Crystalize is an open-source Embedding & Clustering 3D visualization tool. It provides a GUI that makes it easy to parse and clean up jsonlines formatted logs for visual exploration, allowing users to see the effectiveness of embeddings and clustering.
Demonstration.mp4
-
Import and process jsonlines formatted logs
-
Support for both single file and folder import
-
Selective field choosing for embedding and clustering
-
Pre-processing of data
-
Customizable embedding models (default: AllMiniLM-v2)
-
Automatic embedding generation
-
Interactive 3D visualization
-
Rotation and zoom functionality
-
Cluster highlighting
-
Tree widget for cluster and log exploration
-
Hierarchical view of clusters and their logs
-
Ability to toggle cluster visibility
- Clone the repository:
git clone https://github.com/zerocase/Crystalize.git
cd Crystalize
Create a virtual environment:
python -m venv venv
On Windows use venv\Scripts\activate
source venv/bin/activate
Install requirements:
pip install -r requirements.txt
Run the main.py file:
python main.py
-
Click "Open File" or "Open Folder" to import your jsonlines formatted log file(s).
-
Select relevant fields for embedding and clustering in the "Common Fields" section.
-
Click "Pre-process Data" to prepare the data.
-
Choose an embedding model from the dropdown (default or custom from Hugging Face).
-
Click "Generate Embeddings" to create embeddings and an initial visualization.
-
Click "Perform Clustering" to group logs and enhance the visualization.
-
Explore the data:
-
Use the mouse to rotate and zoom in the 3D visualization.
-
Select clusters or individual logs in the tree widget to highlight them in the 3D view.
-
Toggle cluster visibility using checkboxes in the tree widget.
-
Expand cluster nodes to see individual logs and their details.
-
Only jsonlines format is currently supported for log files.
-
For importing new data, it's recommended to clear the database first using the "Clear Database" button.
-
There is currently no project system, but backing up and switching databases is possible.
-
CUDA-compatible GPUs significantly speed up the embedding process.

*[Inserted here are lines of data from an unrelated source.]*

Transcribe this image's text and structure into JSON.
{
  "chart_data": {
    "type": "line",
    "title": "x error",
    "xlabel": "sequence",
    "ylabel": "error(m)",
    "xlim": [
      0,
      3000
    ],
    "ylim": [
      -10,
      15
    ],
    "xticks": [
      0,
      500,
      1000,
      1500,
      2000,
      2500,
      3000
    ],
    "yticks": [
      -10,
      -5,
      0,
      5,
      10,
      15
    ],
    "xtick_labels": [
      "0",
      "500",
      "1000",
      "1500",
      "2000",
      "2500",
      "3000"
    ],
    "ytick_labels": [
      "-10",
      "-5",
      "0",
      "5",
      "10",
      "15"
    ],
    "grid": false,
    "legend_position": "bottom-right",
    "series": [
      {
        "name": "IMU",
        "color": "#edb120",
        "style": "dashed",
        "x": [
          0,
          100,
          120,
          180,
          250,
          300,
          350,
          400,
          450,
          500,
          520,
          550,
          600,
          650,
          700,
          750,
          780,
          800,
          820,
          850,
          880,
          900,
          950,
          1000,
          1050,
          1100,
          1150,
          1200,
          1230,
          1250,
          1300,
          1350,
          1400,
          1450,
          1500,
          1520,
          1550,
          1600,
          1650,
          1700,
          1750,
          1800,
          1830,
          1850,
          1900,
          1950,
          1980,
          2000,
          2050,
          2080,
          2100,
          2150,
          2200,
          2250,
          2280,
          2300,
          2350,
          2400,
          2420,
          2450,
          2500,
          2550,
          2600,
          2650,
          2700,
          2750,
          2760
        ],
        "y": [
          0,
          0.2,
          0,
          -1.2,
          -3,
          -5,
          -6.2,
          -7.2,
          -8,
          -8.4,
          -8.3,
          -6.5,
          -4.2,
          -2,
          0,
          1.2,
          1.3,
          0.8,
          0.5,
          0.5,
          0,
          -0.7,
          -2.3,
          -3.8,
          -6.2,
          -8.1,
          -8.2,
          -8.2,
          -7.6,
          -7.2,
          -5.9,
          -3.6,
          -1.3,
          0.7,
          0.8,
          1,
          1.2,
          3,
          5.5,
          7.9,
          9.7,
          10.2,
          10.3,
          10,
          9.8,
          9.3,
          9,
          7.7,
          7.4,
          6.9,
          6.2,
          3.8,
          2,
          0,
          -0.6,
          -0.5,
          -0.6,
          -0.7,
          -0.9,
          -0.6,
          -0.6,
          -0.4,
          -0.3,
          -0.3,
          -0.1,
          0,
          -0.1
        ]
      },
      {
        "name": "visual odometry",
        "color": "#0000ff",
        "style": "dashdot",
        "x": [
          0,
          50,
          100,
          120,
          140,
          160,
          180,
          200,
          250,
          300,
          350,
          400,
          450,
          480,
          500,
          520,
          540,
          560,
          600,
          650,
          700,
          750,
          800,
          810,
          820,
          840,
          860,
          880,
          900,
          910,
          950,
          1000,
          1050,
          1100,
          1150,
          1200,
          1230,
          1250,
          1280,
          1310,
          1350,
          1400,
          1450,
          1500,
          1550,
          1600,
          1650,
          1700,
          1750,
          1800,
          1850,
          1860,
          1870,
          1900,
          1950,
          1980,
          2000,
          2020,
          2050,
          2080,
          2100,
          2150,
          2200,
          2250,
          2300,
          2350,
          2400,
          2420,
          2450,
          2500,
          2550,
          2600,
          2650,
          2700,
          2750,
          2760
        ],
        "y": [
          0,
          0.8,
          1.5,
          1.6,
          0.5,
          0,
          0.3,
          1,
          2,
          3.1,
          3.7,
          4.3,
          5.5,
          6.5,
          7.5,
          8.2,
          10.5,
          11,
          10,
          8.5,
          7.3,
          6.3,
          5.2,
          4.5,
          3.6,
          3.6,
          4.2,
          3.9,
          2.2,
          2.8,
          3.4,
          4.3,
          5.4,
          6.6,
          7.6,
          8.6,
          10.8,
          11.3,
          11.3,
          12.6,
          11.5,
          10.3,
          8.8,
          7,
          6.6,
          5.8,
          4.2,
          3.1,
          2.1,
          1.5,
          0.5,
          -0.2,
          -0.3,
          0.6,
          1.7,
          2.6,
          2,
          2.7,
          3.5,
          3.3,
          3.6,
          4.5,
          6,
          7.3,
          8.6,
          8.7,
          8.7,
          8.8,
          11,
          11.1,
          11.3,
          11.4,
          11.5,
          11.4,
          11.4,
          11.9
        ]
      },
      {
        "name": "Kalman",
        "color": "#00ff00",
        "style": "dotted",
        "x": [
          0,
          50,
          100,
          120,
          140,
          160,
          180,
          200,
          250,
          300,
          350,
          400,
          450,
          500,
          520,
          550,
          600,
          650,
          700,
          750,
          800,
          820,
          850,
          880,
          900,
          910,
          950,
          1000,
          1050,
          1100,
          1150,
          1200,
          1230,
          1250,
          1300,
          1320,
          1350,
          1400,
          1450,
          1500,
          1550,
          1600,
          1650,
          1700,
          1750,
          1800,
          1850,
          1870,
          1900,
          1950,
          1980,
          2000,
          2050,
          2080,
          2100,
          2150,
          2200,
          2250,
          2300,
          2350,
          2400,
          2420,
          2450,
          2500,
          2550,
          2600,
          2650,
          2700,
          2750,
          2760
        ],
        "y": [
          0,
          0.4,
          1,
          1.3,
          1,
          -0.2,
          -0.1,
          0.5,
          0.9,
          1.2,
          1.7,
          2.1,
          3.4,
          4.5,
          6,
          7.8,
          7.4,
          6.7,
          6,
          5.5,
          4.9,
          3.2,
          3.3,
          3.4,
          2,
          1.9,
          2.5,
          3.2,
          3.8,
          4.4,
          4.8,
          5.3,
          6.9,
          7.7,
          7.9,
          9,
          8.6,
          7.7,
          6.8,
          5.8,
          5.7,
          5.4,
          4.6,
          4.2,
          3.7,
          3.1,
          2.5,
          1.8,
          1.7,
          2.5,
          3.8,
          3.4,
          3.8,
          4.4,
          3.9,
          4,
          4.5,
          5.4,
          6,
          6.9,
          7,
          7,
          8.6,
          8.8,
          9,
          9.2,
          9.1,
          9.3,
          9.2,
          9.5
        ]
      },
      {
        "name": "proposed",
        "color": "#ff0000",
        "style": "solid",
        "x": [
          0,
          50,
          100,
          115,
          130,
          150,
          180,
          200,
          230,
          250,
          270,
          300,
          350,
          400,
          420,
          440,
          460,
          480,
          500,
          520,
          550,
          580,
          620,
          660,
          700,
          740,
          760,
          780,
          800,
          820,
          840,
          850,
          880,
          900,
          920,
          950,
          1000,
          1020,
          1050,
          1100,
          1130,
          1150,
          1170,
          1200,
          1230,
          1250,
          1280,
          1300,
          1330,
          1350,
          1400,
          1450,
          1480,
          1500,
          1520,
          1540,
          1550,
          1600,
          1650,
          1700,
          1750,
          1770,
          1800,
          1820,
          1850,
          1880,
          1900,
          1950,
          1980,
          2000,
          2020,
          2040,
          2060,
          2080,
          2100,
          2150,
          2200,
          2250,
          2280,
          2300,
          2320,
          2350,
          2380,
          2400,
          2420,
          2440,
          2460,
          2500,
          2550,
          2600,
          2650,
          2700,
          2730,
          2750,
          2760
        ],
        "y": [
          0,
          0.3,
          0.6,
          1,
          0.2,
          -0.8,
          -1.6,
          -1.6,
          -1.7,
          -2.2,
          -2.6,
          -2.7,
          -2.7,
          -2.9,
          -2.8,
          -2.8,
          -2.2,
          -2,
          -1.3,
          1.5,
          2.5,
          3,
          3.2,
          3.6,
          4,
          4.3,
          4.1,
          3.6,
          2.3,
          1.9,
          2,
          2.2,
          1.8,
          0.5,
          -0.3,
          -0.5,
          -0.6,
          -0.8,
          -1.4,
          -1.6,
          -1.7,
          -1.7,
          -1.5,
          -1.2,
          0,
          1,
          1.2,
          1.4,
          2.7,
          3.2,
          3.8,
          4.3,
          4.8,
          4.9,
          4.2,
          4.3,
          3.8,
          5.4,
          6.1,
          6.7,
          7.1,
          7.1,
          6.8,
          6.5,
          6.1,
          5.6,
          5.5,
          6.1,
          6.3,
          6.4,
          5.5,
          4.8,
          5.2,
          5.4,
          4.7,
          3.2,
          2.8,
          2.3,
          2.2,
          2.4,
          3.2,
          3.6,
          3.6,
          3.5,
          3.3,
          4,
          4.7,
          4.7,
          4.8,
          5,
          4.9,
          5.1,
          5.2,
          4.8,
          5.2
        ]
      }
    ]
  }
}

Crystalize requires Python 3.12.6 and the following main dependencies:
-
PyQt6
-
NumPy
-
scikit-learn
-
sentence-transformers
-
PyOpenGL
-
torch
For a full list of dependencies, see requirements.txt
.
ClusterLog: Clustering Logs for Effective Log-based Anomaly Detection
This project is open-source and available under the GNU General Public License v2.0.